|Boehmer, Jamie - US FOOD & DRUG ADMIN|
|Shefcheck, Kevin - US FOOD & DRUG ADMIN|
|Ward, Jeffrey - US FOOD & DRUG ADMIN|
Submitted to: Journal of Dairy Science
Publication Type: Peer Reviewed Journal
Publication Acceptance Date: June 25, 2008
Publication Date: November 20, 2008
Citation: Boehmer, J.L., Bannerman, D.D., Shefcheck, K.J., Ward, J.L. 2008. Proteomic analysis of differentially expressed proteins in bovine milk during experimentally induced Escherichia coli mastitis. Journal of Dairy Science. 91(11):4206-4218. Interpretive Summary: Mastitis remains a prevalent disease in dairy cows and is one of the most costly diseases to the animal agricultural industry. Escherichia coli are among the most prevalent bacteria to induce clinical mastitis. The objective of the current study was to evaluate a method requiring minimal sample preparation so as to enable rapid and cost effective identification of potential biomarkers of mastitis. The major finding of this study was that the use of 2-dimensional gel electrophoresis (2D-GE) coupled with peptide sequencing using matrix-assisted laser desorption/ ionization-time of flight (MALDI-TOF) mass spectrometry post source decay (PSD) is an effective method for identifying changes in milk protein expression during mastitis. The results of this study are important to scientists, the dairy industry, and veterinarians because they establish a method for identifying milk biomarkers of mastitis that may be used to evaluate the efficacy of drugs developed to treat this disease. Further, this method has the potential to identify differentially expressed proteins that may confer susceptibility and/or resistance to mastitis.
Technical Abstract: The objectives of the current study were to profile changes in protein composition using 2-dimensional gel electrophoresis (2D-GE) on whey samples from a group of 8 cows prior to and 18 hours after infection with Escherichia coli, and to identify differentially expressed milk proteins by peptide sequencing using matrix-assisted laser desorption/ ionization-time of flight (MALDI-TOF) mass spectrometry post source decay (PSD). Only proteins present in whey fractions of all 8 cows were sequenced to avoid reporting a protein response unique to only a subset of infected cows. Despite the overwhelming presence of casein and beta-lactoglobulin, the low abundance proteins transthyretin, lactadherin, beta-2-microglobulin precursor, and complement C3 precursor could be identified in whey samples from healthy cows.
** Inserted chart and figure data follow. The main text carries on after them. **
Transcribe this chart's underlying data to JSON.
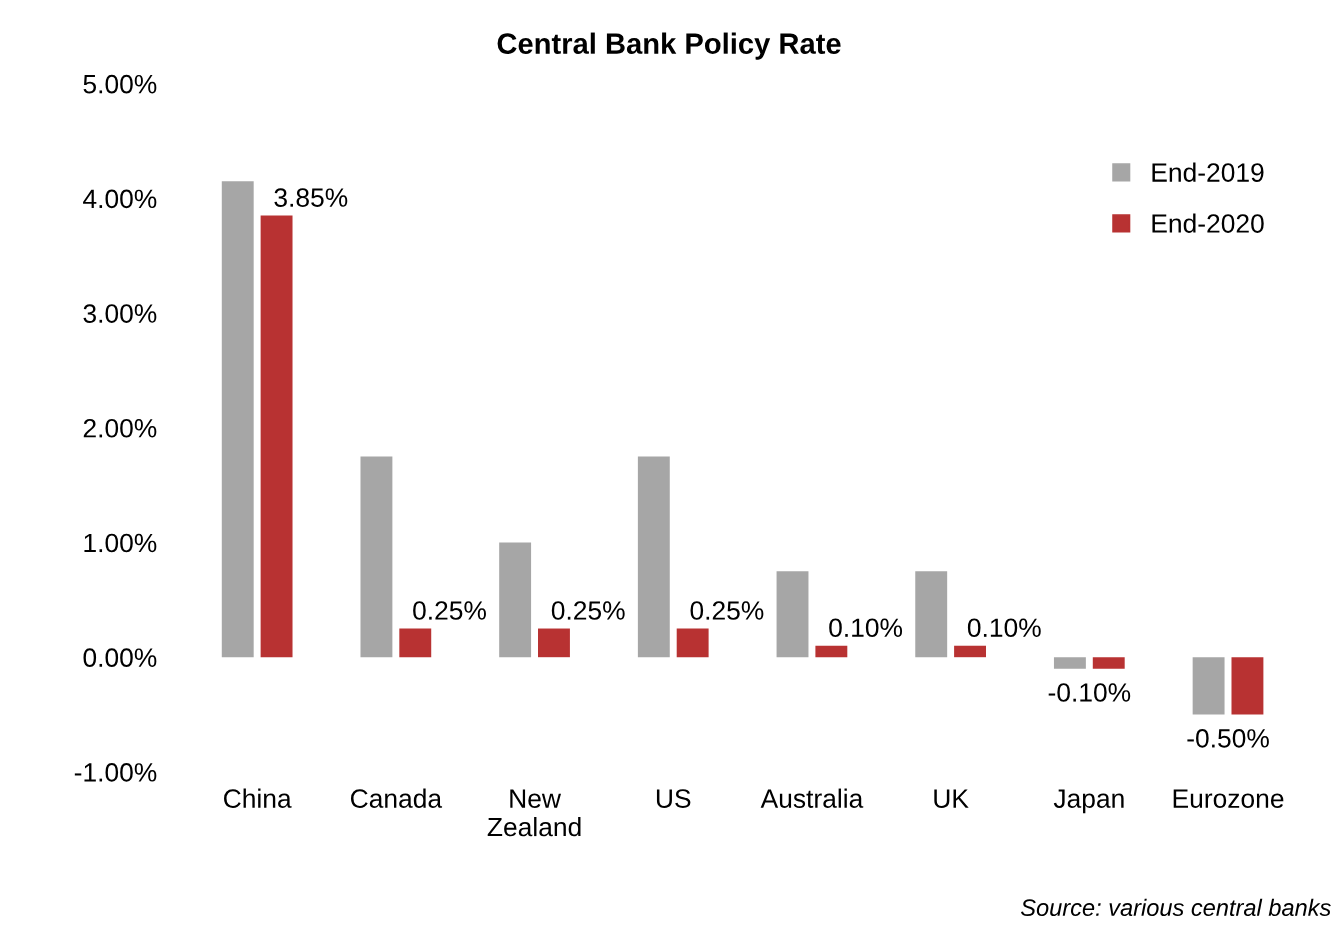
{
  "chart_data": {
    "type": "bar",
    "title": "Central Bank Policy Rate",
    "categories": [
      "China",
      "Canada",
      "New\nZealand",
      "US",
      "Australia",
      "UK",
      "Japan",
      "Eurozone"
    ],
    "series": [
      {
        "name": "End-2019",
        "color": "#a6a6a6",
        "values": [
          4.15,
          1.75,
          1.0,
          1.75,
          0.75,
          0.75,
          -0.1,
          -0.5
        ]
      },
      {
        "name": "End-2020",
        "color": "#b83232",
        "values": [
          3.85,
          0.25,
          0.25,
          0.25,
          0.1,
          0.1,
          -0.1,
          -0.5
        ],
        "value_labels": [
          "3.85%",
          "0.25%",
          "0.25%",
          "0.25%",
          "0.10%",
          "0.10%",
          "-0.10%",
          "-0.50%"
        ]
      }
    ],
    "ylim": [
      -1,
      5
    ],
    "yticks": [
      {
        "value": -1,
        "label": "-1.00%"
      },
      {
        "value": 0,
        "label": "0.00%"
      },
      {
        "value": 1,
        "label": "1.00%"
      },
      {
        "value": 2,
        "label": "2.00%"
      },
      {
        "value": 3,
        "label": "3.00%"
      },
      {
        "value": 4,
        "label": "4.00%"
      },
      {
        "value": 5,
        "label": "5.00%"
      }
    ],
    "legend": "top right",
    "grid": false,
    "annotations": [
      "Source: various central banks"
    ]
  }
}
Whey samples at 18 hours post infection were characterized by an abundance of serum albumin, in spots of varying mass and isoelectric point, as well as increased transthyretin and complement C3 precursor levels. Also detected at 18 hours post inoculation were the antimicrobial peptides cathelicidin, indolicidin, and bactenicin 5 and 7, and the proteins ß-fibrinogen, a-2-HS-glycoprotein, S100-A12, and a-1-antiproteinase. Most notable was the detection of the acute phase protein a-1 acid glycoprotein in both healthy and mastitic milk samples. In contrast to methods used in previous proteomic analyses of bovine milk, the methods used in the current study enabled the rapid identification of milk proteins with minimal sample preparation. Use of a larger sample size than previous analyses also allowed for more robust protein identification. Results indicate that examination of the protein profile of whey samples from cows following inoculation with E. coli could provide a rapid and comprehensive survey of milk protein modulation during coliform mastitis and aid in the identification of biomarkers of this disease.